This article from the Christian Science Monitor gives some clues. http://csmonitor.com/2004/1220/p01s01-uspo.html But I suppose the CS Monitor is another flacid libby propaganda organ now? Hold everything. Let me take my critical thinking cap off for a moment. Ann Scott Tyson has weighed in over at the CSMonitor. LOL!
The first 14 paragraphs of her article are recycled unsubstantiated charges from McCain and Hagel. 15 paragraphs into the article the author finally attempts to talk substantive specifics.
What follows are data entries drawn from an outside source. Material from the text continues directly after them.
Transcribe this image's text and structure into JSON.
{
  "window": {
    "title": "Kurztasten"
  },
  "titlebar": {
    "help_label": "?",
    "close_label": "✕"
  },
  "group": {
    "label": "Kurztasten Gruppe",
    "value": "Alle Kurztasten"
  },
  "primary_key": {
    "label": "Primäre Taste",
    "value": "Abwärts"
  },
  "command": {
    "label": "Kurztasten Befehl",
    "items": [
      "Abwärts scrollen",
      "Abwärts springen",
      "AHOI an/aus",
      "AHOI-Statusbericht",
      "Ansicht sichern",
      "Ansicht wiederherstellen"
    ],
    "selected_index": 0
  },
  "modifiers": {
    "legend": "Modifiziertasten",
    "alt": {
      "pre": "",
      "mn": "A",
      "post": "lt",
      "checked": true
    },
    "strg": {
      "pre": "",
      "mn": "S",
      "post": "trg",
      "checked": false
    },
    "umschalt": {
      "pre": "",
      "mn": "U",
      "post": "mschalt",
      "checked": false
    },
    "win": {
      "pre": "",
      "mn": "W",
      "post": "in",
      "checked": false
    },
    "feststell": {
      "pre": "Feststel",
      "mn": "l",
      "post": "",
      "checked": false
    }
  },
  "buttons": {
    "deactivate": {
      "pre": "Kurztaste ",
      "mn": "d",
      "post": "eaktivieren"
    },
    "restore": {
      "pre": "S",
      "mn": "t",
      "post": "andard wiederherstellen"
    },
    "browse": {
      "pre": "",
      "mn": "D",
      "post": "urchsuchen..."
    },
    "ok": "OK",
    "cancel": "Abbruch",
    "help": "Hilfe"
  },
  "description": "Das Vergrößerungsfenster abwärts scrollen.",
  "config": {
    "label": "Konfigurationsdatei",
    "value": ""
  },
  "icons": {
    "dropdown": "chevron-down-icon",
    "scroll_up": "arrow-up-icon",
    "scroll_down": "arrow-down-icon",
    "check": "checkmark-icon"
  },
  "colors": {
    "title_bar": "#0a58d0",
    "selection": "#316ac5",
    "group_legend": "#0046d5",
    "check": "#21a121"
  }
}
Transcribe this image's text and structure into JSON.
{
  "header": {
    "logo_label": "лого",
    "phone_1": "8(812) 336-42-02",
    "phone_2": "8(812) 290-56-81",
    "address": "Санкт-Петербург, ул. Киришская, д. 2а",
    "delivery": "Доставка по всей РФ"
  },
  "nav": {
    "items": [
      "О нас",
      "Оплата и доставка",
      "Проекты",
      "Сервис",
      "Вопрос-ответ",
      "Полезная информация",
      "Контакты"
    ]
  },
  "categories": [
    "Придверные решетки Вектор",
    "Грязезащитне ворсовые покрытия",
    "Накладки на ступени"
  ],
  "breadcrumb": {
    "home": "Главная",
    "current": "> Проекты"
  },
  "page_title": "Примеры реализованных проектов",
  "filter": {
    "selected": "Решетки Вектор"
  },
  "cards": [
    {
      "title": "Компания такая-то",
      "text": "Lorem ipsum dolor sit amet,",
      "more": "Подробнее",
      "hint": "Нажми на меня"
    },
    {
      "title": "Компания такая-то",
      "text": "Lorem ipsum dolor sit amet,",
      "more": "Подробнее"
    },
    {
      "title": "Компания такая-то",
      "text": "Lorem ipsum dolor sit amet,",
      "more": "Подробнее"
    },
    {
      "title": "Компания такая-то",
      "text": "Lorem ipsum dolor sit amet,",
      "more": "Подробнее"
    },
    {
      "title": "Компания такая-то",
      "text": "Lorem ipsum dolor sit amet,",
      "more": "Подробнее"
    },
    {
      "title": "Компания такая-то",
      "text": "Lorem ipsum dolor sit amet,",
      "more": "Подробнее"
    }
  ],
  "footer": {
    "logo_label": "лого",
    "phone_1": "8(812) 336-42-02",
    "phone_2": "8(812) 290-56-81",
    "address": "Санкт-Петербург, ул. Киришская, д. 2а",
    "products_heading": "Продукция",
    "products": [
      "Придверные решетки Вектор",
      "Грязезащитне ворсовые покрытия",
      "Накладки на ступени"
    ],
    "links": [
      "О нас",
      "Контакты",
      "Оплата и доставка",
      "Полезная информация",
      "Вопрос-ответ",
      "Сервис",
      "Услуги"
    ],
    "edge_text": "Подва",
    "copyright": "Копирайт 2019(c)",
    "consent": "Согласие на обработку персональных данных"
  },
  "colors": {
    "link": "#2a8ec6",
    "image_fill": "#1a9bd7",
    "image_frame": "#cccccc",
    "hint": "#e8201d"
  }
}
Start Excerpt:"This 'rolling start' was based on the continuing deployment of forces - seven to nine division equivalents over time - and we didn't think we'd have to fight for the ongoing deployments," says one senior Army officer, who spoke on condition of anonymity. "But we had to argue for days and weeks for further deployments that we thought were already approved," he said. "So while we were fighting the war, [we] spent untold hours rearranging the pieces of the deployment" and "justifying the need for brigades, battalions, and sometimes detachments," he said. "The [Secretary of Defense's] office wanted to personally approve every deployment." More generally, military officers are sharply critical of the failure of Pentagon leadership to anticipate the level of Iraqi opposition to the invasion. "Every major assumption they made about Iraq was wrong," said another senior Army officer. He said in a measure of the Pentagon's over-optimistic projections of how well the occupation would unfold, US troop levels by now were to have fallen to less than 25,000. Instead, US forces in Iraq are now increasing to 150,000._End Excerpt
Find me one named source from that excerpt. You can't. That's real cool isn't it? As I said before, you're not being objective.
Now I'll give you a named source and I give you what he said about who decided the level of troops for the invasion of Iraq.
The New York Times March 31, 2003 | Excerpt:"I think the toughest part is ahead of us as we start to engage the Republican Guard divisions that are arrayed around Baghdad," General Myers said on the NBC News Program "Meet the Press." "Nobody should have any illusions that this is going to be a quick and easy victory. This is going to be a tough war, a tough slog yet, and no responsible officials I know has ever said anything different once this war has started." The number of ground troops moved near Iraq before the war was decided over months of consultations among Gen. Tommy R. Franks, commander of the war, and the Joint Chiefs of Staff before Mr. Rumsfeld took it to the National Security Council and the president, he said. "It has been approved by everyone who's had a look at it," he said before one television appearance. "It's been described as an excellent plan. I'd be delighted to take credit for it, but it wouldn't be fair, because it's a product that is essentially General Franks's, but it certainly is the result of a lot of thought from a lot of very fine military planners." _End Excerpt
...a little clue for your thinking organ.